Niemal zerowe są szanse, że w niedzielę odbędą się wybory prezydenckie w Doniecku. Separatyści blokują połowę obwodowych komisji wyborczych i zapowiadają rajdy po tych, które zdecydują się na prowadzenie głosowania - donosi specjalny wysłannik RMF FM do Doniecka. Nieoficjalnie separatyści grożą, że uzbrojone grupy będą "konfiskować" protokoły i karty do głosowania w dzień wyborów.

Nawet miejscowa policja w Doniecku nie wypełnia poleceń z Kijowa.

Separatyści ogłosili mobilizację i uruchomili punkty werbunkowe tuż obok okupowanej przez nich siedziby administracji obwodowej.

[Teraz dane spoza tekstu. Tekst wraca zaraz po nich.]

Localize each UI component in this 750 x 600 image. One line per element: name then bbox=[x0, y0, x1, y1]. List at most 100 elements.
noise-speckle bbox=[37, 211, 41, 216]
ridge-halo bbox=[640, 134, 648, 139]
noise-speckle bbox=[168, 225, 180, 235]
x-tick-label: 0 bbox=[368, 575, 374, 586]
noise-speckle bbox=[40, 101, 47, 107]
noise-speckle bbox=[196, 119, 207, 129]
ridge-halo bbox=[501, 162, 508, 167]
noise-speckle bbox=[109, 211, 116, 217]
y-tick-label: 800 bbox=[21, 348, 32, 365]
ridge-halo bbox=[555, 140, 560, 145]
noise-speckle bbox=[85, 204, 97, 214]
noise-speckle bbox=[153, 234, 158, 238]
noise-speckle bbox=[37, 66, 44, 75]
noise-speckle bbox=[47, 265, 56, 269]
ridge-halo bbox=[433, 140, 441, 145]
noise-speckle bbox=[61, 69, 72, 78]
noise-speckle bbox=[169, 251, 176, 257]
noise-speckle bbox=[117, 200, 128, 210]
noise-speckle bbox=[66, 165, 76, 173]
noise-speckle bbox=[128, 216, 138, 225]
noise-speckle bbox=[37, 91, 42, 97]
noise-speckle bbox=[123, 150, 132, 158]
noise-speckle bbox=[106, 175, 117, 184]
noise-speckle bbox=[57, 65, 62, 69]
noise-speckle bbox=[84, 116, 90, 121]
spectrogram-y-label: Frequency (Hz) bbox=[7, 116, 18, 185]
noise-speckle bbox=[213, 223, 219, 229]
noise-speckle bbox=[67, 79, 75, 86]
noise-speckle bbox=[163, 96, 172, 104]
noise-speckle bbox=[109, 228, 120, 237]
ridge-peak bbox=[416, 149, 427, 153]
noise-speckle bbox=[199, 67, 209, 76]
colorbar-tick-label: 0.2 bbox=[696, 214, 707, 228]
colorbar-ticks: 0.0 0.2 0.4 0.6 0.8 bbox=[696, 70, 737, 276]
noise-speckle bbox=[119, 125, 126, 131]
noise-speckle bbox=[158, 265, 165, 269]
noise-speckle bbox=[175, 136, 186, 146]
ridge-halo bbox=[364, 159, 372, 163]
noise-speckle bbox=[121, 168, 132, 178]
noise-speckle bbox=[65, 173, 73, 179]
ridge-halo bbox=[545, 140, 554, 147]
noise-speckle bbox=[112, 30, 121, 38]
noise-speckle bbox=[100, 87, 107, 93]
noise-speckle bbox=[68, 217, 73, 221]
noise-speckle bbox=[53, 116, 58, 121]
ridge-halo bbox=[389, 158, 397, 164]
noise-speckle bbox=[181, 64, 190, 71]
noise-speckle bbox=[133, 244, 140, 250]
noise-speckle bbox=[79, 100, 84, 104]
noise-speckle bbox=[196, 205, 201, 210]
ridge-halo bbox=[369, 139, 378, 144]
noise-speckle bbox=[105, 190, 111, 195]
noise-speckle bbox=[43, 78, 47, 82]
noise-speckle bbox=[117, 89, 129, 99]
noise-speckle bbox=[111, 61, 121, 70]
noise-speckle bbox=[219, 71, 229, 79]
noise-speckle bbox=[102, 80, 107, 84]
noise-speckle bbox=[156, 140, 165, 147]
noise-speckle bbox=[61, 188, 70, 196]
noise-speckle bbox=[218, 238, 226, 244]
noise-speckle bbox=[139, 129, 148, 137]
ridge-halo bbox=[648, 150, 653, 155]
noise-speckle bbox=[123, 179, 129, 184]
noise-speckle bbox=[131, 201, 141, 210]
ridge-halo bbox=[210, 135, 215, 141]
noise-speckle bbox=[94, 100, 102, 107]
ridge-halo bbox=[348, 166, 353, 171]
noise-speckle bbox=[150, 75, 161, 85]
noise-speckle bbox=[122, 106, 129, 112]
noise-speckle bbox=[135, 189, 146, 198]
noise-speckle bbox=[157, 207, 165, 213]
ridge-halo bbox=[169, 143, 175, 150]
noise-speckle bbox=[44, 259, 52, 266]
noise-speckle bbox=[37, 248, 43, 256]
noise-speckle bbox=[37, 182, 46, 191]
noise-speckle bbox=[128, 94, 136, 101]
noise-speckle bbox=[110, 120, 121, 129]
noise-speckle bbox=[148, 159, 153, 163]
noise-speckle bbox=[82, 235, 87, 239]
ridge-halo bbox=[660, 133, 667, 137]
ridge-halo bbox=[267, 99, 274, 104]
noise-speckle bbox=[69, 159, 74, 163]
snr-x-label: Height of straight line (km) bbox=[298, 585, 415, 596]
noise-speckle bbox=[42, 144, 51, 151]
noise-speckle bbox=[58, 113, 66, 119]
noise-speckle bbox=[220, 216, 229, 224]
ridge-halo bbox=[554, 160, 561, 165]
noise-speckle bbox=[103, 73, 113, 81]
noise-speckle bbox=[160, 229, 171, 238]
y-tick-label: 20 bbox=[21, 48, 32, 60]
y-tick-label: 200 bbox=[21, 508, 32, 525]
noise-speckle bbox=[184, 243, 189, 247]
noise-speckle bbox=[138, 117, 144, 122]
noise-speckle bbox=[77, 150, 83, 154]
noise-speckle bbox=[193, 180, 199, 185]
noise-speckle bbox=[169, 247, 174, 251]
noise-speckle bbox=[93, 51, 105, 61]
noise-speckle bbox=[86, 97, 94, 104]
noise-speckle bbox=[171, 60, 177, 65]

Reporter RMF FM widział zaledwie parę osób zainteresowanych wstąpieniem w szeregi sił zbrojnych samozwańczej Donieckiej Republiki Ludowej. Jeden z mężczyzn niechętnie odpowiada naszemu reporterowi, że jedynie interesuje się, jakie dokumenty musi przynieść. Drugi mówi: Ja już dawno zdecydowałem się zaciągnąć, mamy wojnę, a ta kijowska junta już nas zamęczyła. Rodzina nie była zadowolona, ale w końcu zaakceptowała mój wybór.

Separatyści utrudniają dziennikarzom fotografowanie i filmowanie. Sprawdzają zdjęcia, nakazują skasowanie każdej fotografii, na której są uwieczniani.

Kijów jest wyjątkowo spokojny. We Lwowie bez prowokacji

Kijów tymczasem przede wszystkim koncentruje się na zapewnieniu bezpieczeństwa w trakcie niedzielnych wyborów. Tutejsze władze obawiają się, że Rosjanie i inspirowani przez nich separatyści mogą próbować blokować całe głosowanie. Kijów wysyła więc 55 tysięcy policjantów do ochrony lokali wyborczych. Ma ich wspierać 11 tysięcy funkcjonariuszy służb bezpieczeństwa, 16 tysięcy zwerbowanych przez władze aktywistów, a także paramilitarne grupy - np. nacjonalistyczny Prawy Sektor.

Na dwa dni przed wyborami centrum Kijowa, czyli Majdan jest wyjątkowo spokojny. Stoją barykady, chociaż jest ich mniej. Dalej są namioty i spalone samochody, widać kwiaty i zdjęcia setek osób, które tutaj zginęły. Jest jednak zasadnicza różnica, która od razu zwraca uwagę - to jest wszechogarniająca cisza. Scena Majdanu, z której bez przerwy wygłaszano kiedyś przemówienia teraz jest bezgłośna, co dziwi - zwłaszcza na ostatniej prostej kampanii wyborczej. Nie słychać już co godzinę hymnu narodowego i pieśni żałobnych. Nikt także nie rąbie drewna do polowej kuchni. Zamiast tego słychać brzdęk filiżanek w kawiarnianych ogródkach, śpiew ptaków, a z głośników jednej z bocznych scen delikatnie pobrzmiewa relaksująca muzyka. 

Poza Majdanem też kampanii za bardzo nie widać. Zamiast manifestować poparcie dla kandydatów ludzie wolą nosić żółto-niebieskie flagi i pozdrawiać się zawołaniem ,,Sława Ukrainie". 

Spokojnie jest także we Lwowie. Jak dotąd nie było żadnych prowokacji i raczej, jak mówią wszyscy, są mało prawdopodobne. Na giełdzie kandydatów praktycznie przewija się jedno nazwisko - Poroszenko. Zdecydowanie prowadzi w sondażach na całej Zachodniej Ukrainie.

Poroszenko faworytem

W niedzielę odbędą się na Ukrainie przedterminowe wybory prezydenckie. Największe szanse na zwycięstwo ma biznesmen i były minister spraw zagranicznych Petro Poroszenko. Drugie miejsce w sondażach zajmuje szefowa partii Batkiwszczyna Julia Tymoszenko. Poroszenko ma jednak ogromną przewagę. Popiera go ponad połowa osób, które zdecydowały się na udział w głosowaniu, podczas gdy Tymoszenko ok. 10 proc., a byłego wicepremiera Serhija Tihipkę prawie 9 procent.